Sunday, December 12, 2010

Secret Hero

I just found out AMAZING life changing news.  I have telepathy.  I can talk to my brother and my cousin, Rosalind WITH MY MIND.  I feel like a superhero. I can't even  imagine all  of the adventures I will have with my superpower.  I guess this is why earlier today when I was in distress all my brother's friends came running when I had not even called for help yet.  They must be telepathic too, maybe they're a group.  All these years I thought David knew I was in distress because of a sibling instinct.  This is unbelievable.  David is the one who told me about my powers and is now trying to teach me how to use them.  I don't know what I have to learn but apparently I am hurting people.  David told me its because my projection powers are stronger than everyone else's powers which means I can control people's minds.  I better learn to use my powers properly so that I can use them more often. 

I am progressing well with my powers.  I can now send a thought shape to someone without them getting a headache.  This is the most incredible thing I have ever done.  I love having the strongest powers, I get to contribute so much to the group.  Maybe I can even control some people.  But I must keep my powers a secret because people might be jealous.

Running Into a Problem

I have been running for three days with David and Rosalind.  I am so tired and want to stop. I have no idea who or what we are running from.  We have gone through lands of serious deviation.  I am so scared.  I have seen people with four arms or three long fingers.  I cannot image what David is trying to protect us. It must be serious of life threatening if he is forced to bring us here.

I found out we are running from Pursuers who want to eliminate deviations. This happens all the time in Waknuk. I don't know why David's so scared of this attack.  The Pursuers are just going to find Deviations and kill them, it has nothing to do with us.  We are not deviations, we look normal.  Well David has a funny nose, but that doesn't count. It is a "normal" nose.

David told me that we are deviations because of our thought shapes and the Pursuers are trying to find US. This makes me nervous because I don't understand.  Why would they be afraid of us because we can create think-shapes?  We have never harmed anyone, we have done nothing.  This is how we communicate.  It is like tormenting a speaker because they talk.  Thought-shapes are natural to me and I enjoy using them.
I am frightened now because I have been communicating with a woman from Zealand who wants to come to meet me.  This is because she admires my powers.  My communication with this woman is a HUGE indication that we can do something others can't.  Actually, I am the only one from our group that can contact the Zealand woman.  I have to organize the escape with David and Rosalind like the deviation I am.  Hopefully  the Zealand woman offers help to us, as she gets closer to help us.

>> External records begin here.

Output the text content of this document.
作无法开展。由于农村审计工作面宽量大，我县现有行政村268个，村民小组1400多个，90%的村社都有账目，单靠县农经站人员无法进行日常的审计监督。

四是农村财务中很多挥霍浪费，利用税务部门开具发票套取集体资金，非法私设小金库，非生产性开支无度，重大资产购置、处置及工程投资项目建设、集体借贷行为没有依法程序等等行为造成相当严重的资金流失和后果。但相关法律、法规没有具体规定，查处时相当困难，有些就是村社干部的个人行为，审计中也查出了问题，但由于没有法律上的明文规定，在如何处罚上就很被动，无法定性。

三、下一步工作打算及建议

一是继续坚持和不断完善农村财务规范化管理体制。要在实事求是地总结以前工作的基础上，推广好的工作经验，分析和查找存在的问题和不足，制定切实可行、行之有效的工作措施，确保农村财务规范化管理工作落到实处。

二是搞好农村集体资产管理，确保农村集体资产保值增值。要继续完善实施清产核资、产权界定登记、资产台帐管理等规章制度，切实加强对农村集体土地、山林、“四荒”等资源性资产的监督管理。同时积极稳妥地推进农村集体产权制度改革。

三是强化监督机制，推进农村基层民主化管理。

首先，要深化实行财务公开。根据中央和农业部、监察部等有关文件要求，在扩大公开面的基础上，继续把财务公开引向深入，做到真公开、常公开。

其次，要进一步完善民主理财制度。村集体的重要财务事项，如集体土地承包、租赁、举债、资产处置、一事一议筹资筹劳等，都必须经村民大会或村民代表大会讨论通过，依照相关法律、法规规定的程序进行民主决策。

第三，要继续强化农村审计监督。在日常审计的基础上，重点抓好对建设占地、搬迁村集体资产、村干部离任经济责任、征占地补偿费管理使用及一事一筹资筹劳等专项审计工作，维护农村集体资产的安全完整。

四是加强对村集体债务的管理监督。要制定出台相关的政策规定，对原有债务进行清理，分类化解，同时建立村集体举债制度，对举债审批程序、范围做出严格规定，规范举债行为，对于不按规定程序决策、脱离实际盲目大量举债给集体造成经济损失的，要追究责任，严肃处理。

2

Life can Change in a Second

Lastest update! The Zealand woman named Rita has come to the Fringes. I have been anxious for so long to meet her.  When she got to the Fringes she arrived in a spaceship!  She is so funny,  she dropped  these pretty pieces of paper just for me that made everyone stick to what they touched.  It looked like they were dancing.  She was extatic to see me.  She picked me up and hugged me.  I felt like I was her child since she cared about me so deeply.  I have never been this close to an adult since my parents were so focused on enforcing the rules that they never had time to care for me.  She told me that she travelled around the world to see me.  Rita wanted me and my brother David and cousin, Rosalind to come back to Zealand with her. Finally! I know my life in Zealand will be better and I will be accepted for having telepathy.  Rita is already planning for me to go to school and learn to use my powers.  School, can you believe it?  I could never in Waknuk go to normal school never the less going to school to help me with my thought shapes.

We entered the spaceship and were flying to Zealand.  I had a million thoughts going through my head on the way to Zealand.  I could only imagine the potential I had in Zealand.  I hope there are hosptials in Zealand for David and Rosalind because the closer I get, the more I have the desire to spontaneously think message TO EVERYONE.  I am so excited I can't even keep my thoughts straight.  I have to go for now.  MY NEW LIFE AWAITS.